When I heard “green soup,” I was picturing it to be the color of a Crayola crayon. Instead, it’s a forest green because cooked kale doesn’t maintain its bright color. With a swirl of goat cheese, it looks pretty enough in the bowl. Be forewarned, though, that the leftovers will brown in the refrigerator. They look more like black bean soup, but they still taste great.
- 1 sweet potato
- 1 Braeburn or Gala apple
- 2 cups water
- 2 cups low-sodium vegetable broth
- 8 oz kale, thick stems removed
- 8 oz chard, chopped
- 1 cup fresh cilantro, tough stems removed
- 1 heaping tbsp freshly grated ginger
- 1 bay leaf
- 1/2 tsp onion powder
- 1/4 tsp oregano
- 1/4 to 1/2 tsp cumin
- 1 tbsp olive oil
- 2 tsp rice vinegar
- sea salt
- 2 oz goat cheese
- Peel and dice the sweet potato and apple, and put them in a large soup pot with the water and broth. Thoroughly wash the kale, chard, and cilantro, and add them to the pot, along with the ginger and bay leaf.

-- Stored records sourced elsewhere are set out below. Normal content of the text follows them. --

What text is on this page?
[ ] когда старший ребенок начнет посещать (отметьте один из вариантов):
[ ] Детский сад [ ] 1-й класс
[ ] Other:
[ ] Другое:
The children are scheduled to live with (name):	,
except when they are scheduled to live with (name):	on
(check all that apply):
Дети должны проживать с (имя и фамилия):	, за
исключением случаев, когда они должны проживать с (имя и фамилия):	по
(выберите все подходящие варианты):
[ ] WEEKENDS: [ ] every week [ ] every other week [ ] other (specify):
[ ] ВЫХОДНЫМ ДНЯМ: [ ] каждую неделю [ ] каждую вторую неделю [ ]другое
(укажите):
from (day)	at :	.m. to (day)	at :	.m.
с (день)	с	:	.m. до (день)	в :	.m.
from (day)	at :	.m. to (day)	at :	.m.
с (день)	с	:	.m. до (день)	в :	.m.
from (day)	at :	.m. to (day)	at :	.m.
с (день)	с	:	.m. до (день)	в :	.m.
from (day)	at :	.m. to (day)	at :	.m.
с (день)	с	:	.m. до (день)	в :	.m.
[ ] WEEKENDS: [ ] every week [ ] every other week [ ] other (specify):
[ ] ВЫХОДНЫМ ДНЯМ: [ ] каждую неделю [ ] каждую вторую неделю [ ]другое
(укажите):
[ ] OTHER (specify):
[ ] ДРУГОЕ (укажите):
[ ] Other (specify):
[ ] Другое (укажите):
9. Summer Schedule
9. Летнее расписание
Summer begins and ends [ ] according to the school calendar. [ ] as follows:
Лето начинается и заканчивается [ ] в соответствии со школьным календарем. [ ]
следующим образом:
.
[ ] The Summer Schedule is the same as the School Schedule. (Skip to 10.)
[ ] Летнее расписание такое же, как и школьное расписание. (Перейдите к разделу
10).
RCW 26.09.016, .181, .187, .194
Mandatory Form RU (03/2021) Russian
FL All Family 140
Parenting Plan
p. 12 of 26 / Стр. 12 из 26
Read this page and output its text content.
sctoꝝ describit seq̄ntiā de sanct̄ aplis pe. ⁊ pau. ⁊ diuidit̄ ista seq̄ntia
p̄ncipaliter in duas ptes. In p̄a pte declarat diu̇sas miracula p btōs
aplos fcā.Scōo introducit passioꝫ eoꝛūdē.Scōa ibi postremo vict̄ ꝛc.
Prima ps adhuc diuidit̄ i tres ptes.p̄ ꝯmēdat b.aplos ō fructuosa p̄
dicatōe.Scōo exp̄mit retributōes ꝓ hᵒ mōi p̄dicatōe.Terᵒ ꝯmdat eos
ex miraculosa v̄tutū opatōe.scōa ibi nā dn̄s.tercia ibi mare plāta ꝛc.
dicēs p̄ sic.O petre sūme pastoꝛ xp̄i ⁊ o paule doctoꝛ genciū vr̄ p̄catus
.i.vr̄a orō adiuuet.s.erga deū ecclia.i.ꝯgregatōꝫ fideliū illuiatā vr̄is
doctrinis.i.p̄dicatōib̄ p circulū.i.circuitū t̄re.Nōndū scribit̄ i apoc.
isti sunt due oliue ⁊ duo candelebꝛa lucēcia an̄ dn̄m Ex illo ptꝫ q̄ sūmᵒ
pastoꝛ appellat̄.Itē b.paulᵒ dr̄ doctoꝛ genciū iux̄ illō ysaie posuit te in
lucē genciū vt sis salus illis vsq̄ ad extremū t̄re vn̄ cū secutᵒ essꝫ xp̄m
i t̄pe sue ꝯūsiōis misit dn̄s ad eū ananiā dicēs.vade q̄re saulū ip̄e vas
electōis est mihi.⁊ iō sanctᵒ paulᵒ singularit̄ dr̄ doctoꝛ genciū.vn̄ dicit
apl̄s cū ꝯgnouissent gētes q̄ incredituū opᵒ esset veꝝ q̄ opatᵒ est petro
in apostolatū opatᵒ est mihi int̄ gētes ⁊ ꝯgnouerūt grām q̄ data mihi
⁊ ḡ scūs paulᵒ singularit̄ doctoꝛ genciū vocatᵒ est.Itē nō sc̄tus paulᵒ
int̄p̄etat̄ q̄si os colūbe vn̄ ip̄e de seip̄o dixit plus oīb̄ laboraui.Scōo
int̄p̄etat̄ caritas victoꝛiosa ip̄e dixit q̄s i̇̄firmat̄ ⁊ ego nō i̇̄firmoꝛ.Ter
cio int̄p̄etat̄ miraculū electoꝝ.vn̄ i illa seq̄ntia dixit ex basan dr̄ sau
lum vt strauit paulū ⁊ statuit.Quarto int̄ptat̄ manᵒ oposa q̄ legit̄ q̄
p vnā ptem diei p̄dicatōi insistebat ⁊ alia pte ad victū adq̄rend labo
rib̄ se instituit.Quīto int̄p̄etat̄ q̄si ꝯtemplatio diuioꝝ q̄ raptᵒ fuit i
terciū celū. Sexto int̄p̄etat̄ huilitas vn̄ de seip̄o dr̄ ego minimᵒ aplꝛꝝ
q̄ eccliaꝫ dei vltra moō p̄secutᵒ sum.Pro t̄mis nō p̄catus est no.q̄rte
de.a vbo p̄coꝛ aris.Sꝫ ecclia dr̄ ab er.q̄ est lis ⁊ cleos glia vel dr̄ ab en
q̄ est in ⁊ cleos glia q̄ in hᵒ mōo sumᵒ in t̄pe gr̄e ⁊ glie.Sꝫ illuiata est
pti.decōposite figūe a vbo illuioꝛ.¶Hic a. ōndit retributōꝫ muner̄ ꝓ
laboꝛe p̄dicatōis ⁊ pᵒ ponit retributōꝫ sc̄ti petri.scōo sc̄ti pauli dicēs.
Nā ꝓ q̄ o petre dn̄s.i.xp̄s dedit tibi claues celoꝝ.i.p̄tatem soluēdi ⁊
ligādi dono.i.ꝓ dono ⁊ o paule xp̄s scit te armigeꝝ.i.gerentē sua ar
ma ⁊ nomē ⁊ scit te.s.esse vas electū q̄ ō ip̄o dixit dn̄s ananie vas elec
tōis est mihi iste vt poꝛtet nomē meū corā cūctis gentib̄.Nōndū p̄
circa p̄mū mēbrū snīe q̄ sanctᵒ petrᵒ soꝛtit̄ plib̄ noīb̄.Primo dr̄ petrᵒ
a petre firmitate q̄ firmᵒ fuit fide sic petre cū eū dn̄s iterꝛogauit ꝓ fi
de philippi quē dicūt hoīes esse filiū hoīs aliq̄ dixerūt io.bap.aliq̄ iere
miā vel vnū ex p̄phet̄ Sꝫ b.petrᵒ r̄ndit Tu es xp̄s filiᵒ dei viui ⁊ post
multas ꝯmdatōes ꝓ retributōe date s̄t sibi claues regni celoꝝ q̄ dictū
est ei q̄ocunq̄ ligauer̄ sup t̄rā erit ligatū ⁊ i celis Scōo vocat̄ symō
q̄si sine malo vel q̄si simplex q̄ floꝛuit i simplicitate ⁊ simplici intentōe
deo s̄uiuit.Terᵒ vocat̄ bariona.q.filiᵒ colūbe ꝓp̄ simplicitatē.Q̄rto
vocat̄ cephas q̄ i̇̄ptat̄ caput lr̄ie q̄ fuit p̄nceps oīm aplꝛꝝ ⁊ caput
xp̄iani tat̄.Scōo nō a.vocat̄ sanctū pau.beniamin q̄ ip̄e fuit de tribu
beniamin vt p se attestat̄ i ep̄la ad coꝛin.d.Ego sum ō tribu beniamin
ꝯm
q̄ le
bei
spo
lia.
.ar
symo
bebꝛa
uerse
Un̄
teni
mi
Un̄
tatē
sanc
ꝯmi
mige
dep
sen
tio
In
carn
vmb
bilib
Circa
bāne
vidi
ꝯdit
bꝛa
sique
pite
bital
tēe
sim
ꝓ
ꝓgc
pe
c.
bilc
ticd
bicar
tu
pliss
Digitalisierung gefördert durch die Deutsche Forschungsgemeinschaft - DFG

- Bring the liquid to a boil then lower the heat and simmer the soup, covered, for 25 minutes. Add the onion powder, oregano, and cumin, and simmer for 10 more minutes.
- Discard the bay leaf. Puree the soup with an immersion blender until very smooth. Stir in oil and vinegar, and add salt to taste.
- Stir a half-ounce of goat cheese into each portion and serve.